= Membership of the Royal College of General Practitioners =

Membership of the Royal College of General Practitioners (MRCGP) is a postgraduate medical qualification in the United Kingdom (UK) run by the Royal College of General Practitioners (RCGP). On successful completion of the assessment, general practitioners are eligible to use the post-nominal letters MRCGP that indicate Membership of the RCGP (with continued payment of RCGP fees).

The MRCGP exam was first offered to doctors in 1965 and was originally an optional qualification. In 2007 the MRCGP became an integrated training and assessment system to prepare doctors for working in general practice. Doctors are now required to succeed in the MRCGP assessments in order to be issued with a certificate of completion of their specialty training (CCT) in general practice.

==MRCGP Postgraduate Qualification since 2007==
In 2007 a new system of assessment was introduced, delivered locally in conjunction with deaneries, with the qualification awarded on completion of a three-year specialty training programme.

Immediately after the introduction of the 2007 changes the term "nMRCGP" had helped to differentiate between old and new assessment procedures (with n meaning new).
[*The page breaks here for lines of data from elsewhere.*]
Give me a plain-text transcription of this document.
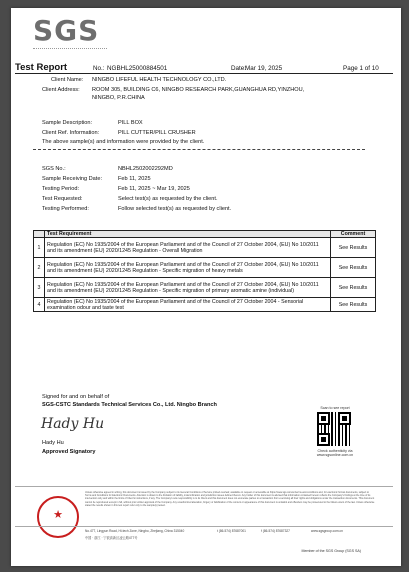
SGS
Test Report	No.: NGBHL25000884501	Date:
Mar 19, 2025	Page 1 of 10
Client Name: NINGBO LIFEFUL HEALTH TECHNOLOGY CO.,LTD.
Client Address: ROOM 305, BUILDING C6, NINGBO RESEARCH PARK,GUANGHUA RD,YINZHOU,
NINGBO, P.R.CHINA
Sample Description:	PILL BOX
Client Ref. Information:	PILL CUTTER/PILL CRUSHER
The above sample(s) and information were provided by the client.
SGS No.:	NBHL2502002292MD
Sample Receiving Date:	Feb 11, 2025
Testing Period:	Feb 11, 2025 ~ Mar 19, 2025
Test Requested:	Select test(s) as requested by the client.
Testing Performed:	Follow selected test(s) as requested by client.
	Test Requirement	Comment
1	Regulation (EC) No 1935/2004 of the European Parliament and of the Council of 27 October 2004, (EU) No 10/2011 and its amendment (EU) 2020/1245 Regulation - Overall Migration	See Results
2	Regulation (EC) No 1935/2004 of the European Parliament and of the Council of 27 October 2004, (EU) No 10/2011 and its amendment (EU) 2020/1245 Regulation - Specific migration of heavy metals	See Results
3	Regulation (EC) No 1935/2004 of the European Parliament and of the Council of 27 October 2004, (EU) No 10/2011 and its amendment (EU) 2020/1245 Regulation - Specific migration of primary aromatic amine (individual)	See Results
4	Regulation (EC) No 1935/2004 of the European Parliament and of the Council of 27 October 2004 - Sensorial examination odour and taste test	See Results
Signed for and on behalf of
SGS-CSTC Standards Technical Services Co., Ltd. Ningbo Branch
Hady Hu
Hady Hu
Approved Signatory
Scan to see report
Check authenticity via www.sgsonline.com.cn
★
Unless otherwise agreed in writing, this document is issued by the Company subject to its General Conditions of Service printed overleaf, available on request or accessible at https://www.sgs.com/en/terms-and-conditions and, for electronic format documents, subject to Terms and Conditions for Electronic Documents. Attention is drawn to the limitation of liability, indemnification and jurisdiction issues defined therein. Any holder of this document is advised that information contained hereon reflects the Company's findings at the time of its intervention only and within the limits of Client's instructions, if any. The Company's sole responsibility is to its Client and this document does not exonerate parties to a transaction from exercising all their rights and obligations under the transaction documents. This document cannot be reproduced except in full, without prior written approval of the Company. Any unauthorized alteration, forgery or falsification of the content or appearance of this document is unlawful and offenders may be prosecuted to the fullest extent of the law. Unless otherwise stated the results shown in this test report refer only to the sample(s) tested.
No.477, Lingyun Road, Hi-tech Zone, Ningbo, Zhejiang, China 315040
中国 · 浙江 · 宁波高新区凌云路477号
t (86-574) 87687001	f (86-574) 87687327	www.sgsgroup.com.cn
Member of the SGS Group (SGS SA)
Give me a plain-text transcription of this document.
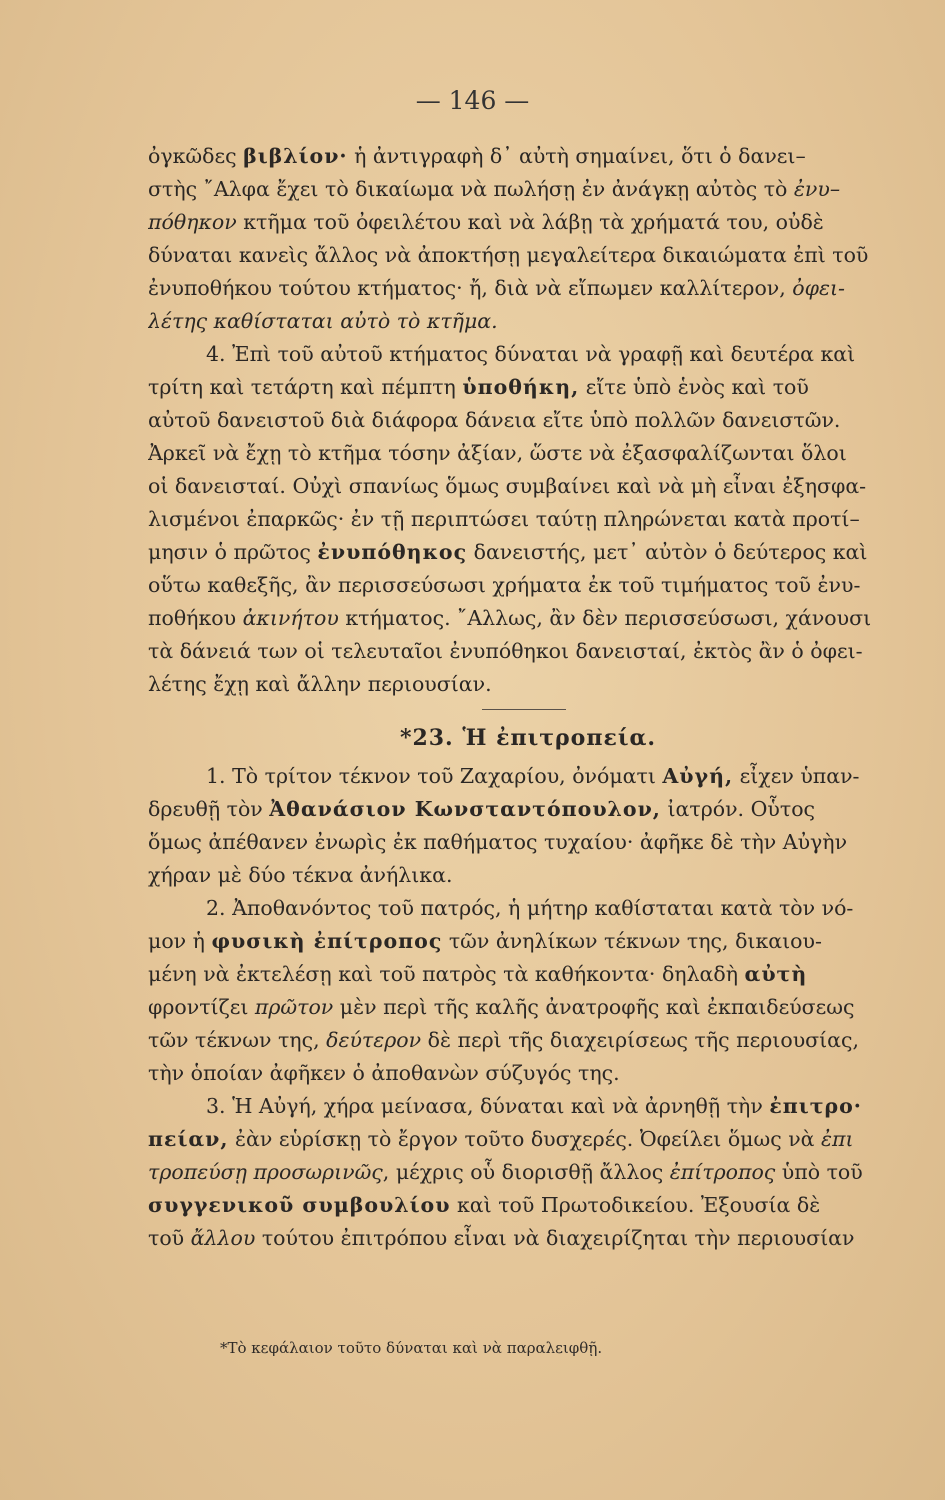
— 146 —
ὀγκῶδες βιβλίον· ἡ ἀντιγραφὴ δ᾽ αὐτὴ σημαίνει, ὅτι ὁ δανει–
στὴς ῎Αλφα ἔχει τὸ δικαίωμα νὰ πωλήσῃ ἐν ἀνάγκῃ αὐτὸς τὸ ἐνυ–
πόθηκον κτῆμα τοῦ ὀφειλέτου καὶ νὰ λάβῃ τὰ χρήματά του, οὐδὲ
δύναται κανεὶς ἄλλος νὰ ἀποκτήσῃ μεγαλείτερα δικαιώματα ἐπὶ τοῦ
ἐνυποθήκου τούτου κτήματος· ἤ, διὰ νὰ εἴπωμεν καλλίτερον, ὀφει-
λέτης καθίσταται αὐτὸ τὸ κτῆμα.
4. Ἐπὶ τοῦ αὐτοῦ κτήματος δύναται νὰ γραφῇ καὶ δευτέρα καὶ
τρίτη καὶ τετάρτη καὶ πέμπτη ὑποθήκη, εἴτε ὑπὸ ἑνὸς καὶ τοῦ
αὐτοῦ δανειστοῦ διὰ διάφορα δάνεια εἴτε ὑπὸ πολλῶν δανειστῶν.
Ἀρκεῖ νὰ ἔχῃ τὸ κτῆμα τόσην ἀξίαν, ὥστε νὰ ἐξασφαλίζωνται ὅλοι
οἱ δανεισταί. Οὐχὶ σπανίως ὅμως συμβαίνει καὶ νὰ μὴ εἶναι ἐξησφα-
λισμένοι ἐπαρκῶς· ἐν τῇ περιπτώσει ταύτῃ πληρώνεται κατὰ προτί–
μησιν ὁ πρῶτος ἐνυπόθηκος δανειστής, μετ᾽ αὐτὸν ὁ δεύτερος καὶ
οὕτω καθεξῆς, ἂν περισσεύσωσι χρήματα ἐκ τοῦ τιμήματος τοῦ ἐνυ-
ποθήκου ἀκινήτου κτήματος. ῎Αλλως, ἂν δὲν περισσεύσωσι, χάνουσι
τὰ δάνειά των οἱ τελευταῖοι ἐνυπόθηκοι δανεισταί, ἐκτὸς ἂν ὁ ὀφει-
λέτης ἔχῃ καὶ ἄλλην περιουσίαν.
*23. Ἡ ἐπιτροπεία.
1. Τὸ τρίτον τέκνον τοῦ Ζαχαρίου, ὀνόματι Αὐγή, εἶχεν ὑπαν-
δρευθῇ τὸν Ἀθανάσιον Κωνσταντόπουλον, ἰατρόν. Οὗτος
ὅμως ἀπέθανεν ἐνωρὶς ἐκ παθήματος τυχαίου· ἀφῆκε δὲ τὴν Αὐγὴν
χήραν μὲ δύο τέκνα ἀνήλικα.
2. Ἀποθανόντος τοῦ πατρός, ἡ μήτηρ καθίσταται κατὰ τὸν νό-
μον ἡ φυσικὴ ἐπίτροπος τῶν ἀνηλίκων τέκνων της, δικαιου-
μένη νὰ ἐκτελέσῃ καὶ τοῦ πατρὸς τὰ καθήκοντα· δηλαδὴ αὐτὴ
φροντίζει πρῶτον μὲν περὶ τῆς καλῆς ἀνατροφῆς καὶ ἐκπαιδεύσεως
τῶν τέκνων της, δεύτερον δὲ περὶ τῆς διαχειρίσεως τῆς περιουσίας,
τὴν ὁποίαν ἀφῆκεν ὁ ἀποθανὼν σύζυγός της.
3. Ἡ Αὐγή, χήρα μείνασα, δύναται καὶ νὰ ἀρνηθῇ τὴν ἐπιτρο·
πείαν, ἐὰν εὑρίσκῃ τὸ ἔργον τοῦτο δυσχερές. Ὀφείλει ὅμως νὰ ἐπι
τροπεύσῃ προσωρινῶς, μέχρις οὗ διορισθῇ ἄλλος ἐπίτροπος ὑπὸ τοῦ
συγγενικοῦ συμβουλίου καὶ τοῦ Πρωτοδικείου. Ἐξουσία δὲ
τοῦ ἄλλου τούτου ἐπιτρόπου εἶναι νὰ διαχειρίζηται τὴν περιουσίαν
*Τὸ κεφάλαιον τοῦτο δύναται καὶ νὰ παραλειφθῇ.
After several years, once all trainees were being assessed using the new methods, the "n" was dropped.

==GP Curriculum==
The GP Curriculum was first published by the RCGP in 2006. The Postgraduate Medical Education and Training Board (PMETB) approved it to be used for GP Specialty Training, and it was introduced for all programmes starting from 1 August 2007. The curriculum is continually updated.

Having taken over from PMETB as the body responsible for assuring postgraduate medical education, the General Medical Council (GMC) approved the GP curriculum and assessment blue print against the published standards in 2010.

==MRCGP assessment==
MRCGP assessment comprises three components, each of which tests different competences using validated assessment methods. In combination these assessments cover the spectrum of knowledge, skills, behaviours and attitudes that are outlined in the GP Specialty Training curriculum.

===Applied Knowledge Test===
- The Applied Knowledge Test (AKT) is a multiple-choice computer based assessment that tests the knowledge base underpinning general practice in the UK. It covers clinical medicine, critical appraisal/evidence-based clinical practice and health informatics/administrative issues.

===Simulated Consultation Assessment===
- The Simulated Consultation Assessment (SCA) is a summative assessment of a doctor's ability to integrate and apply clinical, professional, and communication skills appropriate for general practice. It uses live video or audio consultations with simulated (actor) patients, which attempt to replicate 'real life' consultations within UK General Practice. The assessment covers a range of encounters relevant to most parts of the curriculum and also provides an opportunity to target particular aspects of clinical care and expertise. This was introduced to replace the Recorded Consultation Assessment (RCA), which itself was designed and introduced at haste during the COVID-19 pandemic to replace the Clinical Skills Assessment (CSA), the original face-to-face clinical and consultation skills assessment of the MRCGP.

===Workplace-Based Assessment===
- The Workplace-Based Assessment (WPBA) uses a number of tools to evaluate a doctor's performance over time, in twelve areas of professional competence. This assessment takes place in the workplace throughout a GP specialty training programme.

==History of the MRCGP Qualification==
The MRCGP exam was first offered to general practitioners in 1965 and from 1968 it has been a requirement for GPs to hold this in order to join the college. Before 2007 the MRCGP was a credit accumulation exam. Candidates needed to pass four modules within three years, or retake the whole exam.

==Controversy==
Analysis of the results of the CSA part of the MRCGP examination showed that some groups of doctors were more likely to score lower marks. Consistently high failure rates were seen amongst doctors who had gained their primary medical qualification outside the United Kingdom, who were mostly of South Asian and African origins. The GMC asked Professor Aneez Esmail to carry out an independent review of the MRCGP exam which was published in September 2013. In October 2013 legal action taken by the British Association of Physicians of Indian Origin (BAPIO) led to a judicial review being granted to review the fairness of the CSA assessment, although the judge also ruled that the GMC should also be included in the action. At the Judicial Review hearing at the High Court in April 2014, the Clinical Skills Assessment (CSA) was judged to be lawful.